UX designers can optimize the typeface elements, and content developers can cater to a group impulse shoppers, who make purchasing decisions in a haste. Surveys show more than 50% retail sales take place via mobile devices. A brand called HauteLook beautifully accommodated easily navigable tabs with larger images by unbeatable UX design. More brands should follow its footsteps.
The emerging popularity of UGC is changing the retail industry – both online and offline. As retailers are syncing offline and online experiences, the importance of customer-generated content is on the rise.
The #JCrewStyleSessions hashtag surfaced on social media and became an instant success courtesy to Fashion retail brand J. Crew’s customers. J. Crew encouraged them to take selfies and post them with the hashtag.
This is an excellent example of how consumer-generated content can tie up with social media and publicize brands. To fully harness the benefits of customer-generated content, brands need to use cutting-edge tools and give customers access to those tools.
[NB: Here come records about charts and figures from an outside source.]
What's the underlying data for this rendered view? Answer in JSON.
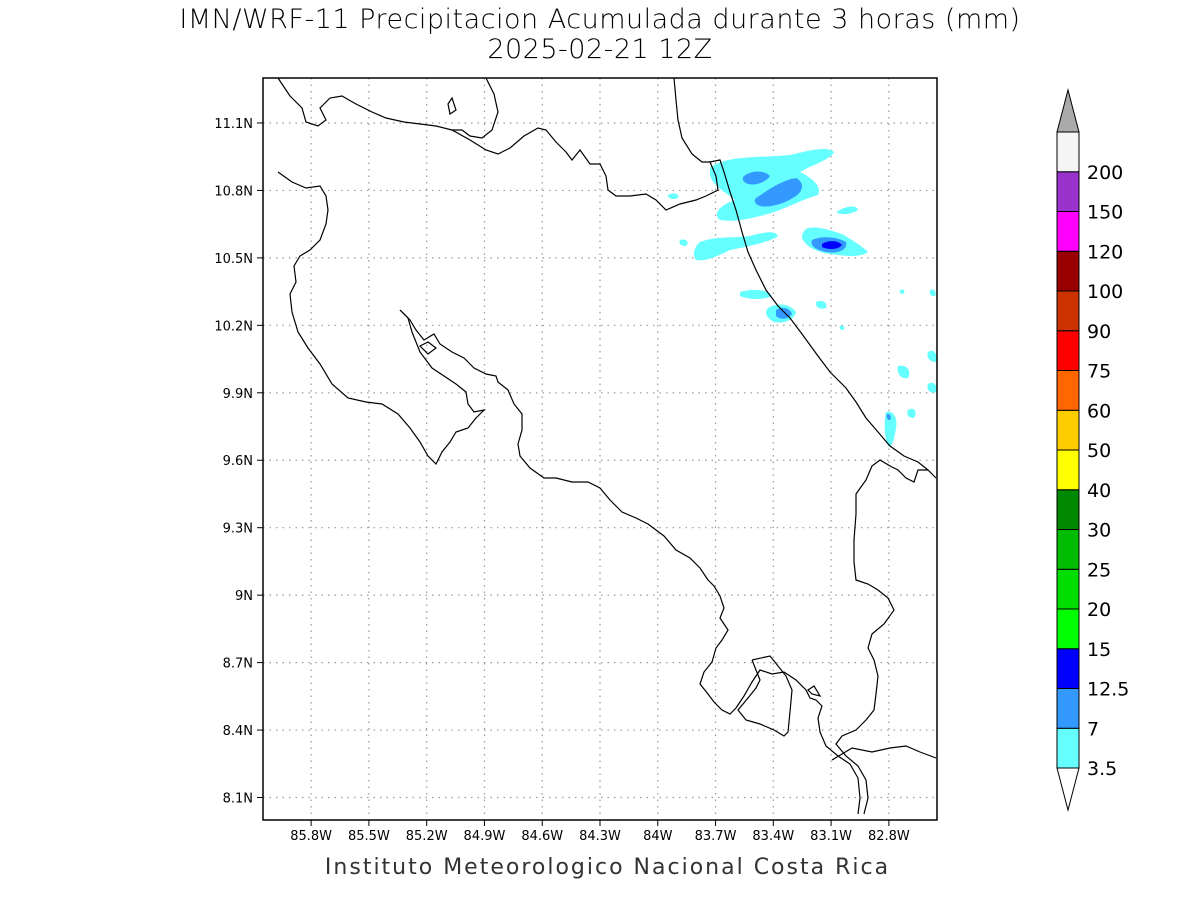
{
  "title": {
    "line1": "IMN/WRF-11 Precipitacion Acumulada durante 3 horas (mm)",
    "line2": "2025-02-21 12Z"
  },
  "footer": "Instituto Meteorologico Nacional Costa Rica",
  "map": {
    "lon_range": [
      -86.05,
      -82.55
    ],
    "lat_range": [
      8.0,
      11.3
    ],
    "lon_ticks": [
      {
        "value": -85.8,
        "label": "85.8W"
      },
      {
        "value": -85.5,
        "label": "85.5W"
      },
      {
        "value": -85.2,
        "label": "85.2W"
      },
      {
        "value": -84.9,
        "label": "84.9W"
      },
      {
        "value": -84.6,
        "label": "84.6W"
      },
      {
        "value": -84.3,
        "label": "84.3W"
      },
      {
        "value": -84.0,
        "label": "84W"
      },
      {
        "value": -83.7,
        "label": "83.7W"
      },
      {
        "value": -83.4,
        "label": "83.4W"
      },
      {
        "value": -83.1,
        "label": "83.1W"
      },
      {
        "value": -82.8,
        "label": "82.8W"
      }
    ],
    "lat_ticks": [
      {
        "value": 11.1,
        "label": "11.1N"
      },
      {
        "value": 10.8,
        "label": "10.8N"
      },
      {
        "value": 10.5,
        "label": "10.5N"
      },
      {
        "value": 10.2,
        "label": "10.2N"
      },
      {
        "value": 9.9,
        "label": "9.9N"
      },
      {
        "value": 9.6,
        "label": "9.6N"
      },
      {
        "value": 9.3,
        "label": "9.3N"
      },
      {
        "value": 9.0,
        "label": "9N"
      },
      {
        "value": 8.7,
        "label": "8.7N"
      },
      {
        "value": 8.4,
        "label": "8.4N"
      },
      {
        "value": 8.1,
        "label": "8.1N"
      }
    ],
    "grid": true
  },
  "colorbar": {
    "levels": [
      {
        "label": "3.5",
        "color": "#66ffff"
      },
      {
        "label": "7",
        "color": "#3399ff"
      },
      {
        "label": "12.5",
        "color": "#0000ff"
      },
      {
        "label": "15",
        "color": "#00ff00"
      },
      {
        "label": "20",
        "color": "#00dd00"
      },
      {
        "label": "25",
        "color": "#00bb00"
      },
      {
        "label": "30",
        "color": "#008800"
      },
      {
        "label": "40",
        "color": "#ffff00"
      },
      {
        "label": "50",
        "color": "#ffcc00"
      },
      {
        "label": "60",
        "color": "#ff6600"
      },
      {
        "label": "75",
        "color": "#ff0000"
      },
      {
        "label": "90",
        "color": "#cc3300"
      },
      {
        "label": "100",
        "color": "#990000"
      },
      {
        "label": "120",
        "color": "#ff00ff"
      },
      {
        "label": "150",
        "color": "#9933cc"
      },
      {
        "label": "200",
        "color": "#f5f5f5"
      }
    ],
    "top_arrow_color": "#aaaaaa",
    "bottom_arrow_color": "#ffffff"
  }
}
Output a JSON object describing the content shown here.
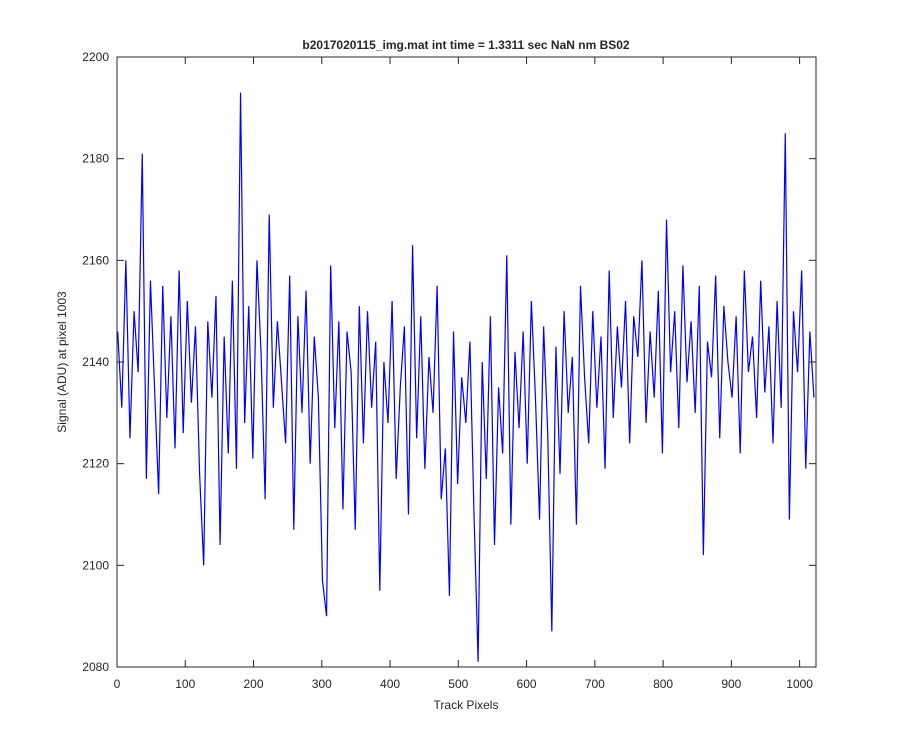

Warby Parker’s Co-Founder Neil Blumenthal said “The public and your customers are participating more and near dictating what your brand is. You need to give people the tools to have it the way you want them to have it.” Hence, don’t ignore the importance of interactive tools.
There are so many factors in retail that content marketers need to understand before they strategize. Some of the factors such as online and offline retail syncing, multiscreen experience, the growing number of mobile users have been discussed here in this article. Content marketers and UX designers need to take note of these and follow the tips for better user experience in retail segment.